If the idea is to not use debt, and if a credit score doesn’t matter, why should we pay off our debt? Why honor these obligations when it just costs us money? Wouldn’t it make more sense to let unsecured debt like credit card debt go into default and pay off vehicle loans or a mortgage first? While it seems like it could be a good plan to get ahead, there are consequences for not paying our debts, and there are moral implications.
Creditors Can Garnish Wages
The first consequence of not paying our debts is that creditors can garnish your wages. Although they cannot do this without a court order, creditors can garnish wages on past due accounts. It doesn’t matter if you closed the account, and it doesn’t matter if it was turned over to a collection agency. The collection agency can still garnish your wages.
There are some limits on the amount creditors can garnish, but it can be around 25% of your income in most states.
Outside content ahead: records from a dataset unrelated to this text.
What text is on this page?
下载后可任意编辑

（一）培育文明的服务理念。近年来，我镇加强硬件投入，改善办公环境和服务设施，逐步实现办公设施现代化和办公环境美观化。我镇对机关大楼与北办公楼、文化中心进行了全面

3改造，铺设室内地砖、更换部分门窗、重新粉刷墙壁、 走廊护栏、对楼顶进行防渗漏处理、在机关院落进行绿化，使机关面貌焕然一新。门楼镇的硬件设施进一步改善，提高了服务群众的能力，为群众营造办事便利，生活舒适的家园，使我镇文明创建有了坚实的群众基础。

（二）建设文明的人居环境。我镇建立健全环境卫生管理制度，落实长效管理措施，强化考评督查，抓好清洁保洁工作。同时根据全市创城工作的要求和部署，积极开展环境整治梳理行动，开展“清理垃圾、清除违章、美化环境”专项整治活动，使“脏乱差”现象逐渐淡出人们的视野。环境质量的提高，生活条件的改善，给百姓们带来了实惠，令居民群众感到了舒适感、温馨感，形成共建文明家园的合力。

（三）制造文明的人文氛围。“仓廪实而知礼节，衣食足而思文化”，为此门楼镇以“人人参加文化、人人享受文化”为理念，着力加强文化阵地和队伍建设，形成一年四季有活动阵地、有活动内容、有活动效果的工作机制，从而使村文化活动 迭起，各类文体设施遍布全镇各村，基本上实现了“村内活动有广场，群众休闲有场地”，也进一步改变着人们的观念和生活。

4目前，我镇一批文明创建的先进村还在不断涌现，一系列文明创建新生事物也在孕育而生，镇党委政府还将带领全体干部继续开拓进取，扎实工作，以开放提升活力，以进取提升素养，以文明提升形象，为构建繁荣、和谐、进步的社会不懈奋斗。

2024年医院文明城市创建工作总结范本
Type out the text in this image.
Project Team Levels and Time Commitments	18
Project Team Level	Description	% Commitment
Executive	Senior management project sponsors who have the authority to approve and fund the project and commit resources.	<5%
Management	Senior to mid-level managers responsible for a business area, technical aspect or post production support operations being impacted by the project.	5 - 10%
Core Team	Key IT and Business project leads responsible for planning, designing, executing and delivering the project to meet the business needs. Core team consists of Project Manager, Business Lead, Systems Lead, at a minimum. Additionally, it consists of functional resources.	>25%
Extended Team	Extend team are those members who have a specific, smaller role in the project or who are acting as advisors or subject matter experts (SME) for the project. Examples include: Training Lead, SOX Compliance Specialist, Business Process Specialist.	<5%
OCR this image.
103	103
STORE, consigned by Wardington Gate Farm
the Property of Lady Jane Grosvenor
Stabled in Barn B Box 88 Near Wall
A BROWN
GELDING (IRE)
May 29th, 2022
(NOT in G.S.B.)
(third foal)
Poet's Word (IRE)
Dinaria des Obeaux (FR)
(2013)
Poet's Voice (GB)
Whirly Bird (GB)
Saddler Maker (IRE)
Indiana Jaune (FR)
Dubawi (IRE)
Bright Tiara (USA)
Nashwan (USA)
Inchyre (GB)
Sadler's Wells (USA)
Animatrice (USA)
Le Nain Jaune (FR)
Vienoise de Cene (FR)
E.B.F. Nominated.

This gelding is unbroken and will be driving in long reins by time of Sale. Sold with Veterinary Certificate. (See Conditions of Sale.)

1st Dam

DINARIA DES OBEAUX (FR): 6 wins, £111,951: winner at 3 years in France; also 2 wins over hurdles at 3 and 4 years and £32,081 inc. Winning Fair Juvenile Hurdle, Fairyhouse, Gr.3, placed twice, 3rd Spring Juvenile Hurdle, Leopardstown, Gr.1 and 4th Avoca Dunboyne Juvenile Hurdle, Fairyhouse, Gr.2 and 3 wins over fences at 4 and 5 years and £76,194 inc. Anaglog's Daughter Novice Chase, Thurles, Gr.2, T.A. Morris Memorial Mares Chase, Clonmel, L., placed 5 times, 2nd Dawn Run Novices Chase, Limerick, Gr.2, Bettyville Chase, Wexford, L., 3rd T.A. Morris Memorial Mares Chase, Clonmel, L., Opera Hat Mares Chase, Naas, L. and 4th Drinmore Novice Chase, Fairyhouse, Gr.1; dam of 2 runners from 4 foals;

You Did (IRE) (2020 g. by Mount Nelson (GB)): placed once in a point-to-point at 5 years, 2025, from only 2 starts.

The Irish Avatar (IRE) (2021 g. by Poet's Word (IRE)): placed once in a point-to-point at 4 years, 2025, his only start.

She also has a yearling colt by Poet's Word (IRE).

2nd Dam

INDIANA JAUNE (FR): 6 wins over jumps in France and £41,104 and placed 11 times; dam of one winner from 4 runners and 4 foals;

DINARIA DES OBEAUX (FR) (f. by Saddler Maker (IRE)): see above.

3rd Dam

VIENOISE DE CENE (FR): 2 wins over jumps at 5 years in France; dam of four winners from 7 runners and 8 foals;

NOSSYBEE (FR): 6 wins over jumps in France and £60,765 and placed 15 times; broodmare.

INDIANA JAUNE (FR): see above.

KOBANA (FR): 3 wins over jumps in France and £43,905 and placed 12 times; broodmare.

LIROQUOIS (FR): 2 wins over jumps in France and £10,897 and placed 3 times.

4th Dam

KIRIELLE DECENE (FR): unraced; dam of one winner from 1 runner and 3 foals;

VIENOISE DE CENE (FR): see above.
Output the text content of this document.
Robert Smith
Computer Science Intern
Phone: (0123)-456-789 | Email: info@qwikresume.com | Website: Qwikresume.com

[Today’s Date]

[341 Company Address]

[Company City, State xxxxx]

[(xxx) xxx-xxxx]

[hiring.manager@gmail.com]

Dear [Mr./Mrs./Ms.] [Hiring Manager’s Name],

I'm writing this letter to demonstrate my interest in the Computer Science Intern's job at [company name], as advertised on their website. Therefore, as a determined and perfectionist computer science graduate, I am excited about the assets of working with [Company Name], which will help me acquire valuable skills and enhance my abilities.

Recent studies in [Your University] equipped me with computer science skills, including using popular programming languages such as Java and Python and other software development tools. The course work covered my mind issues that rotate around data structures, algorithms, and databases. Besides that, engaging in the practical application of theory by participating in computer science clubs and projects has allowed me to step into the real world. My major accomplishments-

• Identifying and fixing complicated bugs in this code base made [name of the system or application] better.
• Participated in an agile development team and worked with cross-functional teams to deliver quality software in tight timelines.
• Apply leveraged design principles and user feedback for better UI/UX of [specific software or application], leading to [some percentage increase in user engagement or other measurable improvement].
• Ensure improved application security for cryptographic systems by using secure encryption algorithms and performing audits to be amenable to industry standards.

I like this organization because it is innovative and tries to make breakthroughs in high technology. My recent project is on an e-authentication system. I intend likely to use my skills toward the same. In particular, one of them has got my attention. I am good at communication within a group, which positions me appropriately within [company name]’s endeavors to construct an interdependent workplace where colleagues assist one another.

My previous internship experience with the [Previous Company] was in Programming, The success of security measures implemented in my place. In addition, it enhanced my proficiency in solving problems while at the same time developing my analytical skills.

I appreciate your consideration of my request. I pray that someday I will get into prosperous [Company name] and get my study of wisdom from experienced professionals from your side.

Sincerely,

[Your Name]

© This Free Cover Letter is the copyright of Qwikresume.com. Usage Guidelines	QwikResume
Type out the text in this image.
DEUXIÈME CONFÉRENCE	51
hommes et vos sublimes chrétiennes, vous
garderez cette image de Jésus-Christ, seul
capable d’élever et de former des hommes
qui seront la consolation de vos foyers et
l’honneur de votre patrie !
This can really affect your budget and your planning!
Creditors Can Place Liens
Creditors can place liens on your assets. In the case of unsecured debt, the creditor can get a court judgment to place a lien on your property. Now your unsecured debt kind of becomes secured debt because you thought you were being shrewd by not paying on your debts. Your secured debts like auto loans and mortgages do not need a court order in order to place a lien. The IRS can place liens on any of your assets if you owe them money.
Honoring Our Obligations
Besides wanting to pay debts because of the fear of losing wages or having liens placed on our assets, we should honor our obligations because it’s the right thing to do. After all, we signed up for this trip when we decided that incurring debt was a good thing to do. We gave the banks our word when we signed up for the credit card. How would you like it if your employer or a client decided to not pay you? They gave you their word, but when Friday came, they decided to not pay you.
When we think it’s ok to not honor our obligations, our moral compass isn’t working. When that breaks, we have a bigger issue than our pile of debt. Once we are ok with not paying our debts, what else will we be ok with? The easiest way out isn’t the best way.
When it comes to debt, the best course of action is to not incur any debt. If you already have debt, it’s best to pay it off. List all of your debts smallest to largest, except for your primary mortgage. Pay off the smallest debt while making minimum payments to the others. Debt Snowball. Apply all extra, non-retirement money to your smallest debt. Get these debts paid off as fast as you can so that your income can go to building wealth and not to interest payments.